The cost of installation can vary dramatically depending on well depth and loop configuration. Horizontal installations in trenches cost less than vertical shafts but require more space. An old farm pond can host loops, too. Wells just need to be 15 feet apart.
When all the digging is done, all the loops and piping connections installed, there’s nothing visible above ground. Excavation sites can be repaved, resodded or planted with flowers, veggies or even some bushes (but not trees, due to their extensive root systems). The only maintenance required is on the indoor pump and controls, and that’s no more to do than what’s recommended for any heating system. The setup doesn’t take up any more room than that, either.
So what’s stopping us all from drilling? What usually halts fine plans in their tracks? Money.
While current tax advantages and utility grants aren’t quite what they used to be, geothermal customers in Howard County are eligible for a federal tax credit of 30 percent on the total cost of project installation through 2016, a state grant of $3,000 and $1,800 per compressor unit from BGE.
Not long ago, Howard County had its own renewable energy tax credit program of up to $5,000, which became too successful for its own good.
Don Mock, plan review chief with the county Office of Inspections, Licenses and Permits, explains that the county had a finite budget for tax credits each year, and as a result of the program’s popularity, some people having geothermal systems installed in 2011 couldn’t get their tax credits until 2014.
“When they heard that, they’d say, ‘Well, then, I won’t get it done until 2014,’ ” remembers Mock. “We could have renewed the program, but it was more detrimental [to the effort to jump-start the industry and create green jobs here] by then.”
Though permit applications are down from the boom tax credit years of 2010 to 2012, he notes, some 50 applications come in annually, with 22 through July.
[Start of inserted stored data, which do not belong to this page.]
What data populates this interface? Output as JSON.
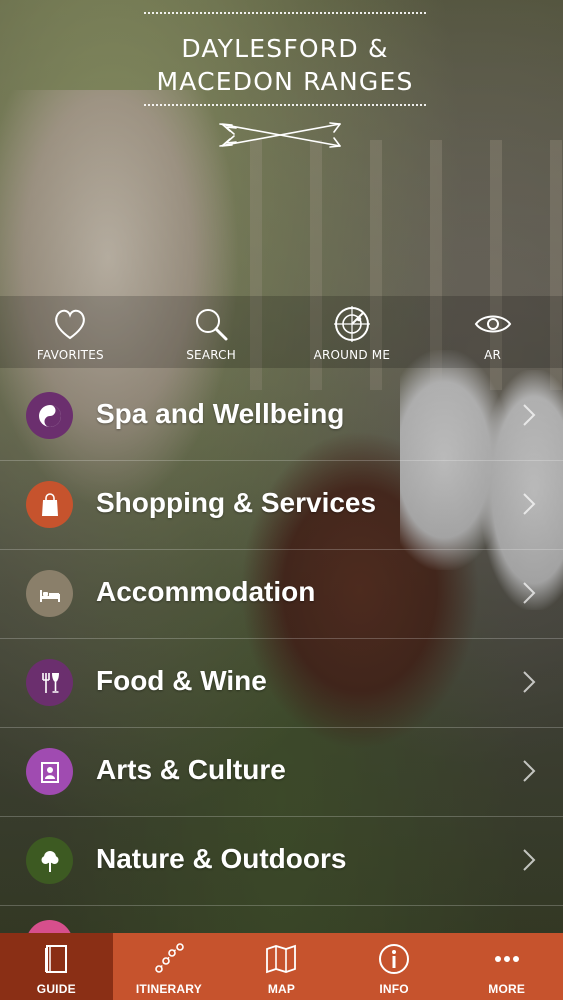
{
  "brand": {
    "line1": "DAYLESFORD &",
    "line2": "MACEDON RANGES"
  },
  "quick_actions": [
    {
      "label": "FAVORITES",
      "icon": "heart-icon"
    },
    {
      "label": "SEARCH",
      "icon": "search-icon"
    },
    {
      "label": "AROUND ME",
      "icon": "radar-icon"
    },
    {
      "label": "AR",
      "icon": "eye-icon"
    }
  ],
  "categories": [
    {
      "label": "Spa and Wellbeing",
      "icon": "yin-yang-icon",
      "color": "#6b2f6e"
    },
    {
      "label": "Shopping & Services",
      "icon": "shopping-bag-icon",
      "color": "#c6532d"
    },
    {
      "label": "Accommodation",
      "icon": "bed-icon",
      "color": "#8a7f6a"
    },
    {
      "label": "Food & Wine",
      "icon": "fork-glass-icon",
      "color": "#6b2f6e"
    },
    {
      "label": "Arts & Culture",
      "icon": "portrait-frame-icon",
      "color": "#a04bb1"
    },
    {
      "label": "Nature & Outdoors",
      "icon": "tree-icon",
      "color": "#3d5a22"
    }
  ],
  "tabs": [
    {
      "label": "GUIDE",
      "icon": "book-icon",
      "active": true
    },
    {
      "label": "ITINERARY",
      "icon": "route-icon",
      "active": false
    },
    {
      "label": "MAP",
      "icon": "map-icon",
      "active": false
    },
    {
      "label": "INFO",
      "icon": "info-icon",
      "active": false
    },
    {
      "label": "MORE",
      "icon": "more-dots-icon",
      "active": false
    }
  ],
  "colors": {
    "tabbar": "#c6532d",
    "tab_active": "#8a2f15",
    "peek_category": "#d64f8c"
  }
}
After all, the other financial incentives are still available.
And even if those end, banks will still finance the systems, says Cullum, whose father sold geothermal systems without tax credits for 20 years. Back in the day, there was more new construction with geothermal than retrofits, he adds.
But today in Howard County, few builders are offering the option, although some will arrange it if a homebuyer requests it.
There is, however, a large commercial market in Maryland for green schools, Cullum notes. Here, eco-friendly Ducketts Lane Elementary School (built in 2013) is the model for all new county elementary schools, while green public buildings such as Robinson Nature Center would have their heating and cooling no other way.
And as public projects make geothermal technology more familiar, more geothermal homes are likely to come on the market.
And when that happens, says Fuller, a happy geothermal homeowner and branch manager of a mortgage company, “I would certainly think it’s a selling feature.”